Another lesson is that, as you always suspected, Europeans have nicer childhoods than Americans. Better bread for one. Nutella for two – the Swiss boys next to me on one plane flight spread their croissants with butter, and then laid on a thick layer of Nutella, a level of decadence even I cannot countenance. The toy stores are like something out of a dream: hand painted wooden toys and doll house furniture, stuffed toys with personalities, the most fabulous, winsome Noah’s Ark sets I have even seen. I wanted to buy one for all the nieces and nephews except they were the same price as diamond earrings.
Another lesson is that, as you always suspected, everyone has nicer department and grocery stores than USA. Everyone. There should be a ‘Head-start’ program for USA department and grocery stores; it is just ridiculous how lousy USA is in comparison to the rest of the world. We need some sort of World Bank assistance. USA has some OK (not great) fancy department stores but the staff are condescending, and everything is too expensive, or you have someplace like Macy’s which is a zoo, nothing is organized, no one can help you, goods all in a heap and long lines at the cashiers. Oh, dear people, in Zurich, I mean shut my mouth and call me Clarence. Not expensive, very lower middle-class prices, fabulous taste, interesting items, helpful sales clerks, no lines and the grocery stores have EVERYTHING. Fresh bread, beautiful flowers, stuff to make stuff (it so helpful when I am precise!). It’s like a Dean and DeLuca’s for people on a McDonald’s budget.

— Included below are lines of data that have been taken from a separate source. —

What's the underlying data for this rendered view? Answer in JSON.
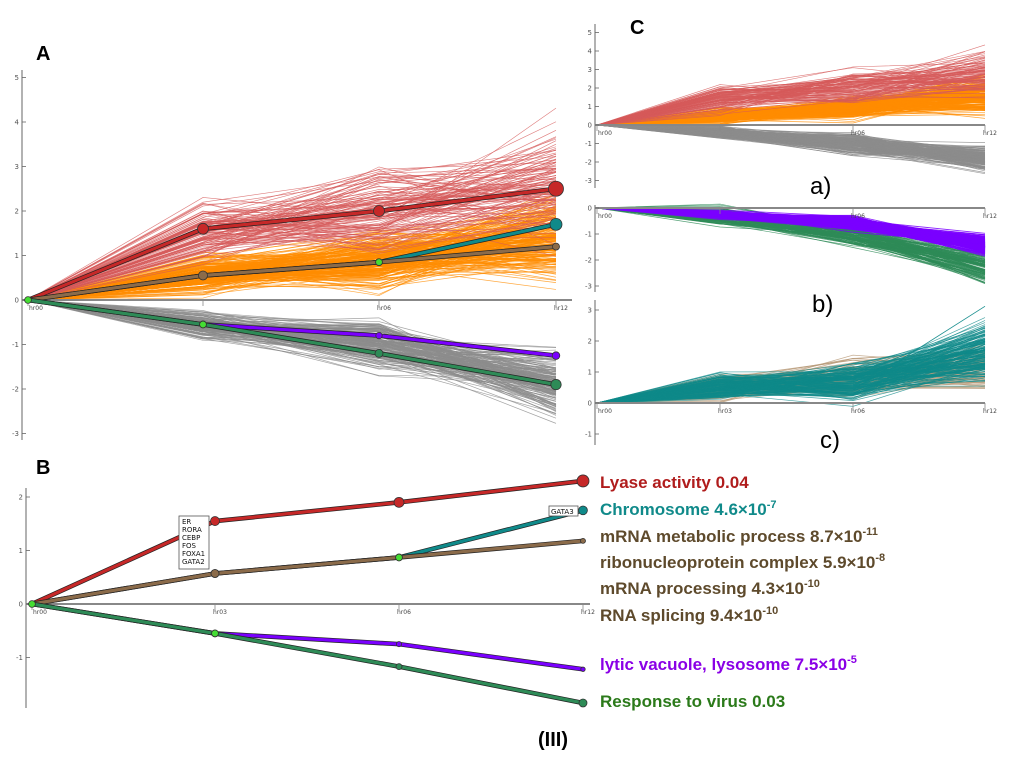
{
  "panels": {
    "A": "A",
    "B": "B",
    "C": "C"
  },
  "sub_labels": [
    "a)",
    "b)",
    "c)"
  ],
  "caption": "(III)",
  "colors": {
    "red": "#c62828",
    "red_light": "#d65a5a",
    "orange": "#ff8c00",
    "gray": "#8c8c8c",
    "purple": "#7a00ff",
    "green": "#2e8b57",
    "teal": "#0f8a8a",
    "brown": "#8b6b4a",
    "node_green": "#44dd33"
  },
  "chart_data": [
    {
      "id": "A",
      "type": "line",
      "x": [
        "hr00",
        "hr03",
        "hr06",
        "hr12"
      ],
      "ylim": [
        -3.5,
        5.5
      ],
      "yticks": [
        -3,
        -2,
        -1,
        0,
        1,
        2,
        3,
        4,
        5
      ],
      "xtick_labels": [
        "hr00",
        "",
        "hr06",
        "hr12"
      ],
      "series": [
        {
          "values": [
            0,
            1.6,
            2.0,
            2.5
          ],
          "color": "red"
        },
        {
          "values": [
            0,
            0.55,
            0.85,
            1.7
          ],
          "color": "teal"
        },
        {
          "values": [
            0,
            0.55,
            0.85,
            1.2
          ],
          "color": "brown"
        },
        {
          "values": [
            0,
            -0.55,
            -0.8,
            -1.25
          ],
          "color": "purple"
        },
        {
          "values": [
            0,
            -0.55,
            -1.2,
            -1.9
          ],
          "color": "green"
        }
      ]
    },
    {
      "id": "B",
      "type": "line",
      "x": [
        "hr00",
        "hr03",
        "hr06",
        "hr12"
      ],
      "ylim": [
        -2.1,
        2.4
      ],
      "yticks": [
        -2,
        -1,
        0,
        1,
        2
      ],
      "xtick_labels": [
        "hr00",
        "hr03",
        "hr06",
        "hr12"
      ],
      "series": [
        {
          "name": "Lyase activity 0.04",
          "values": [
            0,
            1.55,
            1.9,
            2.3
          ],
          "color": "red"
        },
        {
          "name": "Chromosome 4.6×10-7",
          "values": [
            0,
            0.57,
            0.87,
            1.75
          ],
          "color": "teal"
        },
        {
          "values": [
            0,
            0.57,
            0.87,
            1.18
          ],
          "color": "brown"
        },
        {
          "name": "lytic vacuole, lysosome 7.5×10-5",
          "values": [
            0,
            -0.55,
            -0.75,
            -1.22
          ],
          "color": "purple"
        },
        {
          "name": "Response to virus 0.03",
          "values": [
            0,
            -0.55,
            -1.17,
            -1.85
          ],
          "color": "green"
        }
      ],
      "tf_box_hr03": [
        "ER",
        "RORA",
        "CEBP",
        "FOS",
        "FOXA1",
        "GATA2"
      ],
      "tf_box_hr12": [
        "GATA3"
      ],
      "annotations": [
        {
          "base": "Lyase activity 0.04",
          "exp": "",
          "color": "#b01c1c"
        },
        {
          "base": "Chromosome 4.6×10",
          "exp": "-7",
          "color": "#108a8a"
        },
        {
          "base": "mRNA metabolic process 8.7×10",
          "exp": "-11",
          "color": "#5e4a2c"
        },
        {
          "base": "ribonucleoprotein complex 5.9×10",
          "exp": "-8",
          "color": "#5e4a2c"
        },
        {
          "base": "mRNA processing 4.3×10",
          "exp": "-10",
          "color": "#5e4a2c"
        },
        {
          "base": "RNA splicing 9.4×10",
          "exp": "-10",
          "color": "#5e4a2c"
        },
        {
          "base": "lytic vacuole, lysosome 7.5×10",
          "exp": "-5",
          "color": "#8a00e6"
        },
        {
          "base": "Response to virus 0.03",
          "exp": "",
          "color": "#2b7a1a"
        }
      ]
    },
    {
      "id": "C-a",
      "type": "line",
      "x": [
        "hr00",
        "hr03",
        "hr06",
        "hr12"
      ],
      "ylim": [
        -3.2,
        5.2
      ],
      "yticks": [
        -3,
        -2,
        -1,
        0,
        1,
        2,
        3,
        4,
        5
      ],
      "xtick_labels": [
        "hr00",
        "",
        "hr06",
        "hr12"
      ]
    },
    {
      "id": "C-b",
      "type": "line",
      "x": [
        "hr00",
        "hr03",
        "hr06",
        "hr12"
      ],
      "ylim": [
        -3.3,
        0.3
      ],
      "yticks": [
        -3,
        -2,
        -1,
        0
      ],
      "xtick_labels": [
        "hr00",
        "",
        "hr06",
        "hr12"
      ]
    },
    {
      "id": "C-c",
      "type": "line",
      "x": [
        "hr00",
        "hr03",
        "hr06",
        "hr12"
      ],
      "ylim": [
        -1.3,
        3.2
      ],
      "yticks": [
        -1,
        0,
        1,
        2,
        3
      ],
      "xtick_labels": [
        "hr00",
        "hr03",
        "hr06",
        "hr12"
      ]
    }
  ]
}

On the scale of whether Zurich is a good place to be rich, I would say, it is perfect if you are wealthy and sort of boring. Chic is not a word for Zurich. Neither is fascinating. You have very good quality, very expensive things for sale and nice cafés to rest in between purchases. I guess if you want to ski (and note: ski = exercise, so consider yourself warned) there are some mountains nearby (I never saw them, either dark or cloudy). Let’s see – Zurich would the perfect place to recover from a face-lift or a bad divorce. A good place for elderly Anglican clergy who have some private funds. Perfect for after that rafting trip down one of the lesser Amazon tributaries or drug-smuggling opium out of Afghanistan. Friendly, calm people although some can be somewhat too accommodating towards dictators, tyrants and monsters (do not let the whole cowbell/ Edelweiss/ fondue smokescreen fool you – kindly note that in my hotel room, for the first time in my life, the Bible in the drawer included only the New Testament). Hmmm.